Wednesday, March 2, 2016

Mark Funderburk, Was Patient - 29

Originally published Nov. 3, 2013
Mark Funderburk was played 1984 about as far from the majors as possible, in Italy. But, every night, he told The Orlando Sentinel the next August, he prayed he would get back.

His major league career to that point consisted of just eight games played for the Twins in late-1981. But he spoke to The Sentinel in August 1985, when it appeared that his dream of getting back might just become a reality.

"I'm a very religious person, and my faith in God helped me learn to be patient," Funderburk told The Sentinel. "It's given me inner peace. There were times when I thought about giving up, but then I'd say, 'The Lord gave me a talent, and I'm just going to keep on trying until I make it.' I think this time I have a good chance."

And he did have a good chance. Within weeks, Funderburk was back in the majors, back in Minnesota. Then, for one solid month, Funderburk was a regular in the major leagues.

Funderburk's career began in 1976, taken by the Twins in the 16th round of the draft, out of Louisburg College in North Carolina.

With the Twins, Funderburk started at rookie Elizabethton, hitting high-A Wisconsin Rapids in 1977. He made AA Orlando in 1980, then AAA Toledo in 1981.

It was in September 1981 that Funderburk made his first trip to the majors. He got into eight games, getting 15 at bats. In all, he got three hits.

From there, Funderburk returned to the minors, playing 1982 back down in AA. After playing briefly with the Royals at AAA Omaha in 1983, he finished out that season in Mexico and played the next year in Italy.

From there, Funderburk returned to Orlando. That's where his in-laws lived. His thoughts were baseball was over, and he would focus on his other love of carpentry, The Sentinel wrote. That's why he thought Orlando GM Bob Willis called him that off-season.

"When I played here, Willis knew about my hobby," Funderburk told The Sentinel later. "I thought he was going to ask me to build something for him or the clubhouse."

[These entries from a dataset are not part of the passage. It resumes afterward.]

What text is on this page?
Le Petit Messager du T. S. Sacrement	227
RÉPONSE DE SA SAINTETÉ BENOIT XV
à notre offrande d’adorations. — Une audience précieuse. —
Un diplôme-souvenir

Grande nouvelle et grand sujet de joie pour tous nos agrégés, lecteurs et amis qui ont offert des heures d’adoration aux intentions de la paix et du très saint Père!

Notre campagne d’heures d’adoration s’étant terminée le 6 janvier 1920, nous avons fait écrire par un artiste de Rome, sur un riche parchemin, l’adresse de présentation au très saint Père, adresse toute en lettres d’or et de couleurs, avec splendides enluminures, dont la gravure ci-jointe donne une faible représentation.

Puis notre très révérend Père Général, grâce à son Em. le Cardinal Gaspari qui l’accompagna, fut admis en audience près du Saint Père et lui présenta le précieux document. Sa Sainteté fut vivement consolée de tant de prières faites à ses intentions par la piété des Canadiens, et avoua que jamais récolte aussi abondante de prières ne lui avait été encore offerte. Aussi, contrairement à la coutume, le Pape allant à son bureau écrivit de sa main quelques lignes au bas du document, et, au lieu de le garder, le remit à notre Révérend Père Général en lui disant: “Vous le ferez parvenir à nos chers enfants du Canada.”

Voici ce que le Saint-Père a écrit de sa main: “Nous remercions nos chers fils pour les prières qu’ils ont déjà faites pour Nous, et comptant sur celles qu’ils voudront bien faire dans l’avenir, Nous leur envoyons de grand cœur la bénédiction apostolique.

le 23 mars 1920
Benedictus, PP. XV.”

Instead, Willis was trying to build a team. He wanted Funderburk back to play. Back in the minors, Funderburk hit, and he hit well. By the end of the year, he was hitting .283. He also had smacked 34 home runs. He'd never hit so many in one season.

And he hit well enough to catch the eye of the new Twins manager in Minnesota, Ray Miller, according to The Associated Press.

"I looked at the stats and asked who this guy was," Miller told The AP. "I said, well, if he continues to hit, we'll take a look at him. Everybody told me he was an overswinger who was up here before. I said, 'He must not be overswinging now. He's not striking out.'" 

Miller spoke to The AP after Funderburk knocked in three runs in a late-September game at Kansas City. In all, Funderburk knocked in 13 runs that September. He also picked up 22 hits, including his only two major league home runs.

Funderburk continued playing in the minors for two more seasons, but he never made it back to Minnesota. 

From there, Funderburk had a brief career as a minor league coach, spending 1988 to 1992 as hitting coach back in Orlando for the AA Twins, though he never made the majors as a coach. His job was trying to get young Twins prospects on to the major leagues.

"There was never any question that Ray could hit. His hitting might even get him to the big leagues one day,'' Funderburk told The Sentinel of young hitter Ray Ortiz in 1992. "But the big leagues are full of DHs. . . . Ray is going to have to improve his play in the outfield if he's going to get there and stay there."